The subjective final evaluation of the degree of our pain and how unfortunate or weak we become, depends primarily on the prioritisation of our needs per case and on how much we focus our attention to the various pain stimuli.

It is well-known that even the most severe pain can be undertreated if at the same time there is priority for another action. For instance, in a war battle, a wounded person who struggles to survive, will not get immobilised due to pain alone. Under other circumstances, however, pain of the same intensity and type would be unbearable and would probably make the patient incapable of any action.

To these subjective parameters affecting pain perception and evaluation, we should also add other socioeconomic factors, such as cultural traditions and convictions, feeling of security in an environment, previous experiences, education, age, gender and race. These are only some of the numerous factors that may intermediate until the final expression of pain is formed in every individual patient.

7. Does chronic pain cause depression? Can depression cause chronic pain?

The issue of pain is composite and complex. There is clear interaction between somatic pain -on one hand- and psychological pain and overall mental mechanisms –on the other hand. In other words, chronic somatic pain may lead to a mental illness as psychological conflicts may be projected into somatic pain. Also, we see cases of individuals seeking mental catharsis through pursuing pain (self-flagellation of hermits), as well as the symbolic “mental pain investment” of some ceremonies of initiation to various cultures or sects.

8. Ιs there a pain measurement scale?

Objective evaluation of pain is not easy because it is based on subjective pain evaluation by the patient. Lassagna in 1960 made the following statement:“The physician who deals with pain is at the patient’s mercy! It all depends on the patient’s ability and willingness to communicate with the physician.” Various scales giving indications for the magnitude of pain (intensity and duration) have been used. Some of these are the following:

Verbal Descriptor Scale (VDS)
Usually by using 5 words: moderate, annoying, torturing, excruciating, unbearable. This is not a reliable method. Patients usually choose the middle words.

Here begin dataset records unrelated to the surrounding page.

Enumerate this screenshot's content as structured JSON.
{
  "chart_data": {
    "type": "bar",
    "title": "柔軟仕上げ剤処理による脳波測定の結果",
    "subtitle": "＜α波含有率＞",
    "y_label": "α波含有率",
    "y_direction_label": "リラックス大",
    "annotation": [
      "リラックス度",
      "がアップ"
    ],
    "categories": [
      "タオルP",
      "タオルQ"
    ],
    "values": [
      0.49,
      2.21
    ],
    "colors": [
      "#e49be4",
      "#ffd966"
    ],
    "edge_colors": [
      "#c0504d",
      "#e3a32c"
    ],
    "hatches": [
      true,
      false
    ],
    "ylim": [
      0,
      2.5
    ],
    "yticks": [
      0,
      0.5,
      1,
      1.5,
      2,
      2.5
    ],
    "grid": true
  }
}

b. Numeric Rating Scale (NRS)
Visual Analog Scale (VAS)

Numeric scale from 0 to 10 (0 = no pain, 10 = the worst pain)
It is simple and easy to use.

c. Continuum of Smiling to Crying Faces

It is used mainly with children.

d. The McGill Questionnaire (MPQ)

Written questionnaire for describing elements of pain. It refers to twenty units.

e. Pain Diary

f. Minnesota Multiphasic Personality Inventory (MMPI)

MMPI includes questions concerning the mental sphere, social, vocational and economic status of the patient. It is considered to be a more objective method but requires experience, time and ability of communication with the patient.

g. Attempt is also made to evaluate the degree of pain with the use of:
– Auditory and Somatosensory Evoked Potentials (ASEP)
– Pain Meter or  Pressure Algometer (PA)

h. Experimentally, the pain is usually investigated by recording tolerance to hot stimulation (the experimental animal is forced to step on the heated surface).